我正在尝试使用 Pyspark 中的 foreachbach 将数据帧写入 Mongodb 接收器,但出现错误。我使用的是 spark 版本 2.4.7 和 python 3.7。当我尝试将数据帧编写为批处理时,相同的代码工作正常。我使用了 mongo-spark-connector_2.11:2.4.1 这是代码和错误消息:
from pyspark.sql import SparkSession
from pyspark.sql.functions import *
from pyspark.sql.types import *
spark = SparkSession.builder \
.master('local[3]') \
.config('spark.jars.packages', 'org.mongodb.spark:mongo-spark-connector_2.11:2.4.1') \
.config('spark.jars.packages', 'org.apache.spark:spark-sql-kafka-0-10_2.11:2.4.7') \
.getOrCreate()
def mongoSink(df, batch_id):
df.write \
.format('mongo') \
.mode('append') \
.option('spark.mongodb.output.uri', 'mongodb://127.0.0.1:27017/db.cl') \
.save()
schema = StructType([....])
# Reading from Kafka topic
kafka_df = spark.readStream \
.format('kafka') \
.option('kafka.bootstrap.servers', 'localhost:9092') \
.option('subscribe', 'kTopic') \
.option('startingOffsets', 'latest') \
.load()
# Processing code
.
.
.
# Writing to MongoDB
write_df_mongodb = f_df.writeStream \
.format('mongo') \
.foreachBatch(mongoSink) \
.option("checkpointLocation", "chk_dir") \
.outputMode('append') \
.start()
write_df_mongodb.awaitTermination()
错误信息:
Py4JJavaError: An error occurred while calling o77.awaitTermination.
: org.apache.spark.sql.streaming.StreamingQueryException: An exception was raised by the Python Proxy.

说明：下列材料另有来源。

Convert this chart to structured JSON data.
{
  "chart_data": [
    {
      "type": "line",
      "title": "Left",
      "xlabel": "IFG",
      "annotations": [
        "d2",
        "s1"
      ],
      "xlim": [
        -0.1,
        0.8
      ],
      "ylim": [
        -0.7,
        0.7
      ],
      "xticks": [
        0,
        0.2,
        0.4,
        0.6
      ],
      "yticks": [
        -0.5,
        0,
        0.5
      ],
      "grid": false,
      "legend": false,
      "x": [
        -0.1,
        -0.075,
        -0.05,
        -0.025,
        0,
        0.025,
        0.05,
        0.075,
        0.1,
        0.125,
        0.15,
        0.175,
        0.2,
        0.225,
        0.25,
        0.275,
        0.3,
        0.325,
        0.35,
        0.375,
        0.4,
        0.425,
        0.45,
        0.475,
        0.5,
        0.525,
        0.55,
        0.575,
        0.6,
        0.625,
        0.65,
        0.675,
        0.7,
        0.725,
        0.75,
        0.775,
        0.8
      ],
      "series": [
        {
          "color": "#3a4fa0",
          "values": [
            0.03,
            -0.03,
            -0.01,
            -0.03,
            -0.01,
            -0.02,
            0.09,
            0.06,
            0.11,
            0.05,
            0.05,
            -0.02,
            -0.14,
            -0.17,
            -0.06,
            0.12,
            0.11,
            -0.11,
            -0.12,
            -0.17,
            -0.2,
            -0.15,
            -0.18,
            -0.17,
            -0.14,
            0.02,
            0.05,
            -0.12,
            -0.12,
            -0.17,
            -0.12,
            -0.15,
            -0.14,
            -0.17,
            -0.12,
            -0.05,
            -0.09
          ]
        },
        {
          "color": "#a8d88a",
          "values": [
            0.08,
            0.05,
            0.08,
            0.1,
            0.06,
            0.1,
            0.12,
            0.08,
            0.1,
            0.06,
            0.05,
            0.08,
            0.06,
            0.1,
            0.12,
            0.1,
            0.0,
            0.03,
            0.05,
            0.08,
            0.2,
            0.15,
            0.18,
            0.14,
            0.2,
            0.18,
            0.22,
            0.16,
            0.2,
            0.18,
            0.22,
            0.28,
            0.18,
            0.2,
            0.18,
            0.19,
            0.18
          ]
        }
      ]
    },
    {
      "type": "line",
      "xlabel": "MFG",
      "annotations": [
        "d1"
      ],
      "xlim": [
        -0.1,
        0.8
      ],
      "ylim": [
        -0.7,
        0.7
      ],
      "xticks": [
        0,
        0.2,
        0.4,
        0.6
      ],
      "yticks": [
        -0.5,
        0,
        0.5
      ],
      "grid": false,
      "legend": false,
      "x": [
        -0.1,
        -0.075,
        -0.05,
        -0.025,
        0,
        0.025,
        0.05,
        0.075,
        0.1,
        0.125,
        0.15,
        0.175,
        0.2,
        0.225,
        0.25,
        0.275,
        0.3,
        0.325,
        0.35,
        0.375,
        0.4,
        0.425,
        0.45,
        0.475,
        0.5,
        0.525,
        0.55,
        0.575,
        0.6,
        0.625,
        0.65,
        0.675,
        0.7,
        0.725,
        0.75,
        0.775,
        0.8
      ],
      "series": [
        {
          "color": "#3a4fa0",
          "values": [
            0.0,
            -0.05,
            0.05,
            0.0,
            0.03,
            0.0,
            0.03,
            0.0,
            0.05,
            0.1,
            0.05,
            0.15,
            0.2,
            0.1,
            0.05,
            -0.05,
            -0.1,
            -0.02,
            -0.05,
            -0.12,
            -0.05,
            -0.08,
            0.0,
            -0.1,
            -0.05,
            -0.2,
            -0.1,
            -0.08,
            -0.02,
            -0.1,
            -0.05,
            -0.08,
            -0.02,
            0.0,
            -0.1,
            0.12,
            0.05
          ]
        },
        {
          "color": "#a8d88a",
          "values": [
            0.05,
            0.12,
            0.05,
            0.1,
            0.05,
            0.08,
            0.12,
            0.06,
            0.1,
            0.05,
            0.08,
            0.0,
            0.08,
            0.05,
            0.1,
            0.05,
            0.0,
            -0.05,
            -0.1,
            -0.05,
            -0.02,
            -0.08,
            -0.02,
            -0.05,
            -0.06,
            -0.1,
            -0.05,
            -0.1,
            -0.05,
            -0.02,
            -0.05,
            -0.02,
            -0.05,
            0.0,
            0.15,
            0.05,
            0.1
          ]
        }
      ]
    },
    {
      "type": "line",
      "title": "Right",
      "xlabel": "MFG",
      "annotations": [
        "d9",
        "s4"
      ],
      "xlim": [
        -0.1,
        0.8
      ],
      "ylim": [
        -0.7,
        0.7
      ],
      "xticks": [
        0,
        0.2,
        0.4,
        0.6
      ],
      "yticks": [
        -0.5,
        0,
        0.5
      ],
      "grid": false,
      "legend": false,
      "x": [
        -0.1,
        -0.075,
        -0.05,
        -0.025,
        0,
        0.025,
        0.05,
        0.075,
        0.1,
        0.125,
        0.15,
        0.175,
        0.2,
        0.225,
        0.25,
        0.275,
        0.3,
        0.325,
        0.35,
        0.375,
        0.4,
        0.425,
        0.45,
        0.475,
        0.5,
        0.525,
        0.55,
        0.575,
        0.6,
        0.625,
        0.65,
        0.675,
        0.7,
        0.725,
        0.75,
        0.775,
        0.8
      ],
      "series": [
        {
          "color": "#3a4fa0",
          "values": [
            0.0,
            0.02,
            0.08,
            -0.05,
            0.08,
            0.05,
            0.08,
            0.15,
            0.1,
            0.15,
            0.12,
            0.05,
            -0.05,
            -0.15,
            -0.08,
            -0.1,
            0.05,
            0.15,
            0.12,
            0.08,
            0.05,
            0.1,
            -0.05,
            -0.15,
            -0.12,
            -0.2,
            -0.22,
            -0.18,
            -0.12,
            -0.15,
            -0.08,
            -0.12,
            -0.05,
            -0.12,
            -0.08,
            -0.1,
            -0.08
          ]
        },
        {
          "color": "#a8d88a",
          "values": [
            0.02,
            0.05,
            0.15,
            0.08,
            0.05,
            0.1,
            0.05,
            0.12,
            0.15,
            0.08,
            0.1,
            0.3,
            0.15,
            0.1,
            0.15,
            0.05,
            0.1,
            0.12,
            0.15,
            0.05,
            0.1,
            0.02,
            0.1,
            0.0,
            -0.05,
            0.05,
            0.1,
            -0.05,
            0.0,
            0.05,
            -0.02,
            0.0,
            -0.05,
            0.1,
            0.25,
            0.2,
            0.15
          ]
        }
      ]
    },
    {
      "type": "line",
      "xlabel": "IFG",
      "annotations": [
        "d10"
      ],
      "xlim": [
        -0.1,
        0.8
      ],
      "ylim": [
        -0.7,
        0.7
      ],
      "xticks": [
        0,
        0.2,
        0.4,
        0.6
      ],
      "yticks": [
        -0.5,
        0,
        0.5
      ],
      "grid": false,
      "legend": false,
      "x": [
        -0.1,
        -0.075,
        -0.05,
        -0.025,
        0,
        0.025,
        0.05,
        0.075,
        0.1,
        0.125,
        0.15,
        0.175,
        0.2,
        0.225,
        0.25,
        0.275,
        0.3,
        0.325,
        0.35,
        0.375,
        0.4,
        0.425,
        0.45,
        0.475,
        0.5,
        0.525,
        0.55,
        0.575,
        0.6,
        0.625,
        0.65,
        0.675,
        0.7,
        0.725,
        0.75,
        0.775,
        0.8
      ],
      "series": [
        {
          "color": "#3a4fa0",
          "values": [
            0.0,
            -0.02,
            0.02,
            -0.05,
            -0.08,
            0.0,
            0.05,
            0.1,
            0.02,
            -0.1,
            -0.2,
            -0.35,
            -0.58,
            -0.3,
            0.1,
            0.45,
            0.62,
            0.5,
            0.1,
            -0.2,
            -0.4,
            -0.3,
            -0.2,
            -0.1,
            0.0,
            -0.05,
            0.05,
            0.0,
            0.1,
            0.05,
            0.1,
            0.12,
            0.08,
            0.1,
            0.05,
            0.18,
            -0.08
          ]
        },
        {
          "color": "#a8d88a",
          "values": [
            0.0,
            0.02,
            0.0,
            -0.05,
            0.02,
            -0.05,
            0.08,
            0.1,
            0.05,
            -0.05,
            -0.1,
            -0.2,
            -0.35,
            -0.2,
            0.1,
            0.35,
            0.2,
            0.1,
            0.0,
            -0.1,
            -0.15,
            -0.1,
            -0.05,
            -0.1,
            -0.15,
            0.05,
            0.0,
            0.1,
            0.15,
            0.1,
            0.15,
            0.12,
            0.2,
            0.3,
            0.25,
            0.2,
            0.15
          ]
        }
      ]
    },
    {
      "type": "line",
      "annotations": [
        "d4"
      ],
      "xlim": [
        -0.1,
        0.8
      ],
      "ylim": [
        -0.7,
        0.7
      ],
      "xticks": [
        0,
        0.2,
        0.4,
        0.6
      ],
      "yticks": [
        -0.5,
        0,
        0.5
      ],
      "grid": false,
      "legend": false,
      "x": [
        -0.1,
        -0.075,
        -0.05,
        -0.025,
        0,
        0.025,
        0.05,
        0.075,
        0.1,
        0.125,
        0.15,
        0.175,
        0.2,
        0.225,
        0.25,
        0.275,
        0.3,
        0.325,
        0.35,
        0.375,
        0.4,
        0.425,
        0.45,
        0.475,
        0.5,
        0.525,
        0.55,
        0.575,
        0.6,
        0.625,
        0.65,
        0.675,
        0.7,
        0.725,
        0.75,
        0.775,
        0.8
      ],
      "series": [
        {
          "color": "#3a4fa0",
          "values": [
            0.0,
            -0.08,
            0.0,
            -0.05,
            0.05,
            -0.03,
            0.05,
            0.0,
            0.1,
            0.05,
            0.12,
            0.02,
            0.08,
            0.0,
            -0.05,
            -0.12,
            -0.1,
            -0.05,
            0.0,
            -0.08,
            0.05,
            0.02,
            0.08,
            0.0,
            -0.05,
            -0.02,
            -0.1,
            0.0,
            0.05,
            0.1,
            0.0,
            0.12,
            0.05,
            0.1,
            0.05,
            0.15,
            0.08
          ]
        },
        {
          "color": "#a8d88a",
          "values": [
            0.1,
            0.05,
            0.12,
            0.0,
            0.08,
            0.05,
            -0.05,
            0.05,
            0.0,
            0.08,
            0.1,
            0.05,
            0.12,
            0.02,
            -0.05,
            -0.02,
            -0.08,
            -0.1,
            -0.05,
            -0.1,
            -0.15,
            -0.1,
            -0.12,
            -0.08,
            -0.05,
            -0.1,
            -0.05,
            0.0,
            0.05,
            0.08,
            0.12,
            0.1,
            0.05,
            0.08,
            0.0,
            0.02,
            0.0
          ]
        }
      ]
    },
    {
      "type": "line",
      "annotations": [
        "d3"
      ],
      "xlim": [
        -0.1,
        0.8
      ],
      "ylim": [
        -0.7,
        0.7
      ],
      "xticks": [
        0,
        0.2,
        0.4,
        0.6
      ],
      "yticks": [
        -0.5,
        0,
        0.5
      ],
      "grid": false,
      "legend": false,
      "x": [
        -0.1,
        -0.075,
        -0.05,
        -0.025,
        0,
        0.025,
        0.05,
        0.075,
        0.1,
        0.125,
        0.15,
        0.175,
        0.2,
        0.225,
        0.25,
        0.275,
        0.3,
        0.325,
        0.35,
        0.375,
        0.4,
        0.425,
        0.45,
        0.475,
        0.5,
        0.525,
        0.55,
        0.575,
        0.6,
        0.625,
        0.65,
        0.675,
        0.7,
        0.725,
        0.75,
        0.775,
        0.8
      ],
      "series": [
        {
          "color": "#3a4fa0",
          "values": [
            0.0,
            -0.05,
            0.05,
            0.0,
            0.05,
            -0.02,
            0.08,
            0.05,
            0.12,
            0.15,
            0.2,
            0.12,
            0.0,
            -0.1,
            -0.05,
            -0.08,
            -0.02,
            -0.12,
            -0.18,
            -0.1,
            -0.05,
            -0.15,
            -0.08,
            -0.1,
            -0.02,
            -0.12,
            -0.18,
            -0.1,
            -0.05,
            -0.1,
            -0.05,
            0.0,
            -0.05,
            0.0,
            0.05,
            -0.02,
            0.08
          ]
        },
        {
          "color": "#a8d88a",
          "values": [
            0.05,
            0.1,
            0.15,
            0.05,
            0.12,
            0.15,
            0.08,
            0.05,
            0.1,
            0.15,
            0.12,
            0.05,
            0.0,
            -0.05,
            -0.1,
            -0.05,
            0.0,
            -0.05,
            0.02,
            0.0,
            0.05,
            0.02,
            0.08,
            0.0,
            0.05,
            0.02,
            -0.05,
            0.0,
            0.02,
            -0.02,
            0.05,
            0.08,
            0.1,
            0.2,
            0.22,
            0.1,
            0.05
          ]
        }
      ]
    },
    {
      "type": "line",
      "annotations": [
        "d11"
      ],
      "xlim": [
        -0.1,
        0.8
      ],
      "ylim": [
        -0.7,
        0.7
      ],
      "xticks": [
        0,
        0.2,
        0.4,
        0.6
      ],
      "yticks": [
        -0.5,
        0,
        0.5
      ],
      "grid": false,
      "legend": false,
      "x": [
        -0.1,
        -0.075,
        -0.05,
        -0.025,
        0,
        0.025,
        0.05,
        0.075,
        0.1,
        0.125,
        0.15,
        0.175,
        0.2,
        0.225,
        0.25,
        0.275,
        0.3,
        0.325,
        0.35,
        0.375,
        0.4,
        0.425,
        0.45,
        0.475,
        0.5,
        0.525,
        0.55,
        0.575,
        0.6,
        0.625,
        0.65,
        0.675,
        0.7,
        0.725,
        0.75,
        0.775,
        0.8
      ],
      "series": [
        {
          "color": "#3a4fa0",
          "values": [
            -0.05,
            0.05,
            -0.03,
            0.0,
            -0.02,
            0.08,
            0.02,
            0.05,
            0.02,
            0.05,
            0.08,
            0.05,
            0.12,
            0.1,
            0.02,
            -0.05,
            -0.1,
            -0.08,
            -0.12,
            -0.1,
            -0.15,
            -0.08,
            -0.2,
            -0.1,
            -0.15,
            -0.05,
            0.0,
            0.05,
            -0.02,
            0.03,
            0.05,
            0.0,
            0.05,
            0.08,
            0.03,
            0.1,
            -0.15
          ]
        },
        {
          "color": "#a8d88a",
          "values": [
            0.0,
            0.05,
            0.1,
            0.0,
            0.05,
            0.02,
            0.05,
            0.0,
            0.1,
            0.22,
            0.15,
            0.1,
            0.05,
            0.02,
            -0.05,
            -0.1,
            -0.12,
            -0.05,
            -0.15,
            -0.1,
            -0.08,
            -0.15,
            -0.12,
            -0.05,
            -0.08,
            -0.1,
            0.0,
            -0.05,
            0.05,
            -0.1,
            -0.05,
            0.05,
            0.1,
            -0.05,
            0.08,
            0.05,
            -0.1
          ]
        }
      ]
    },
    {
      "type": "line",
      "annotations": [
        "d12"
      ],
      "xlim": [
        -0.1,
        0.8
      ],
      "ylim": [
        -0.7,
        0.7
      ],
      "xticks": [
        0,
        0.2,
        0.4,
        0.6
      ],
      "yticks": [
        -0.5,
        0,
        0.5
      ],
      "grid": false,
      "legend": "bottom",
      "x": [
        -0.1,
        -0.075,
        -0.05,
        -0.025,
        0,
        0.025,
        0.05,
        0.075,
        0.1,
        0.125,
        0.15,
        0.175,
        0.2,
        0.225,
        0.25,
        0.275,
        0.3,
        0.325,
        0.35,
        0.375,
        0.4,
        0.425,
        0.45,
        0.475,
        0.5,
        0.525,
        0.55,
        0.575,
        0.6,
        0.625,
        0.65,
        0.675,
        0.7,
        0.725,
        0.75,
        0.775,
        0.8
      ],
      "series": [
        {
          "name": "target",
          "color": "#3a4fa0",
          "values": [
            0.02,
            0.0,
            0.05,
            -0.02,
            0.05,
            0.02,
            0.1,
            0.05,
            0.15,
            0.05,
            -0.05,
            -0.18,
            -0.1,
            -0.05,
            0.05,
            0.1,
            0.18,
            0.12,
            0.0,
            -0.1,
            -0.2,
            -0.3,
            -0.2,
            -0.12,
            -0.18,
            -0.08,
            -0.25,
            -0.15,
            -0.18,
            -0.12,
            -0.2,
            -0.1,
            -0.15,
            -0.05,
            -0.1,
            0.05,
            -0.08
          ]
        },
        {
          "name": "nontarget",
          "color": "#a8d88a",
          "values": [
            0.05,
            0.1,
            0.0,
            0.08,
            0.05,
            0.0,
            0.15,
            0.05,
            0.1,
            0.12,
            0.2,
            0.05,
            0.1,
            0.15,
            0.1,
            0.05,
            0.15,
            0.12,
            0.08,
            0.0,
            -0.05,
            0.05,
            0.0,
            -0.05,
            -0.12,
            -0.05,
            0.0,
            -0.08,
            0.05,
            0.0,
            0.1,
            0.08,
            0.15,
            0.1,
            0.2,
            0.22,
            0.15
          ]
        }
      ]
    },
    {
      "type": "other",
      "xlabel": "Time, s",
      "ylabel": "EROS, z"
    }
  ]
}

Return Message: Traceback (most recent call last):
File "D:\Spark2-4\python\lib\py4j-0.10.7-src.zip\py4j\java_gateway.py", line 2381, in _call_proxy
return_value = getattr(self.pool[obj_id], method)(*params)
File "D:\Spark2-4\python\pyspark\sql\utils.py", line 191, in call
raise e
File "D:\Spark2-4\python\pyspark\sql\utils.py", line 188, in call
self.func(DataFrame(jdf, self.sql_ctx), batch_id)
File "<ipython-input-5-e9393e49a072>", line 5, in mongoSink
.option('spark.mongodb.output.uri', 'mongodb://127.0.0.1:27017/db.cl') \
File "D:\Spark2-4\python\pyspark\sql\readwriter.py", line 737, in save
self._jwrite.save()
File "D:\Spark2-4\python\lib\py4j-0.10.7-src.zip\py4j\java_gateway.py", line 1257, in __call__
answer, self.gateway_client, self.target_id, self.name)
File "D:\Spark2-4\python\pyspark\sql\utils.py", line 63, in deco
return f(*a, **kw)
File "D:\Spark2-4\python\lib\py4j-0.10.7-src.zip\py4j\protocol.py", line 328, in get_return_value
format(target_id, ".", name), value)
py4j.protocol.Py4JJavaError: An error occurred while calling o83.save.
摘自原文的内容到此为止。